Re: When reviewing a site with CSS disabled, "sea of white" appears: is this a real accessibility issue?

Hi Adam,

Blind users do not use style sheets /except if you create a special audio css)

So this really is a serious accessibility issue

Regards
Richard


rom: Adam Cooper 
Sent: Sunday, November 30, 2014 3:23 AM
To: w3c-wai-ig@w3.org 
Cc: 'Andy Keyworth' 
Subject: RE: When reviewing a site with CSS disabled, "sea of white" appears: is this a real accessibility issue?

Hi Andy,

 

I think disabling  CSS for testing purposes and actually using a page with no CSS are quite different things. 

 

I often see ‘page is not accessible with CSS turned off’ listed as an issue on audit reports. 

 

I think this can be very misleading and counterproductive.

 

The question is who chooses to disable or which user agents don't support CSS? 

 

I’d be very interested to see some dependable statistics on this.

 

My inkling is that these numbers would be very small, and, while ‘pages not being accessible without CSS’ might be a barrier for these users, there are plenty of other accessibility issues out there.

 

I’d also be interested to see how big these ‘seas of white’ caused by social media widgets can be!

 

Cheers,

Adam 

 

 

 

 

 

 

 

From: Andy Keyworth [mailto:akeyworth@tbase.com] 
Sent: Friday, November 28, 2014 4:07 AM
To: w3c-wai-ig@w3.org
Subject: When reviewing a site with CSS disabled, "sea of white" appears: is this a real accessibility issue?

 

Hi all,

 

When I was trained to do web accessibility testing, one thing I was directed to do was to disable CSS and review the page to observe how it linearizes.

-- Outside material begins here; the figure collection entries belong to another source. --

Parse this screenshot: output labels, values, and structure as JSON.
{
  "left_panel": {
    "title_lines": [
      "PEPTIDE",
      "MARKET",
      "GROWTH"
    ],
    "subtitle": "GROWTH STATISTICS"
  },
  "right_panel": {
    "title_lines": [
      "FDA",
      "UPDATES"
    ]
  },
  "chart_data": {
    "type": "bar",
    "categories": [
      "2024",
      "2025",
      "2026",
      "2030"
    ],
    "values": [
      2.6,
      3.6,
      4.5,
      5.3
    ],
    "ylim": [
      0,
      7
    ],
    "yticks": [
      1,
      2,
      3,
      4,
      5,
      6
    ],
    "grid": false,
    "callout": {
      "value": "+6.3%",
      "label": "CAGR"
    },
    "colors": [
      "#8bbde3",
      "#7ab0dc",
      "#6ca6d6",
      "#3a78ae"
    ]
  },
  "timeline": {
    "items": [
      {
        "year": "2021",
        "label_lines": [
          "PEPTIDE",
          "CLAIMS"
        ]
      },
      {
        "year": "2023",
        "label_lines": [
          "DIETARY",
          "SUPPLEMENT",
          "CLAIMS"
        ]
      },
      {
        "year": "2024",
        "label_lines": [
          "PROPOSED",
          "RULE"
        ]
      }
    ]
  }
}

But I was also informed that if large white spaces  (“seas of white”) appeared in this view, that was an accessibility failure because it impacted users who needed this view to compensate for low vision. I have more or less accepted this on faith, but wanted to solicit your advice on whether this assumption is correct. I find quite often that seas of white appear because social media features, which in an CSS-enabled display are quite small, in fact import a page from the social media, and the effect is to render what would otherwise be “invisible” content” into white space in CSS-disabled view.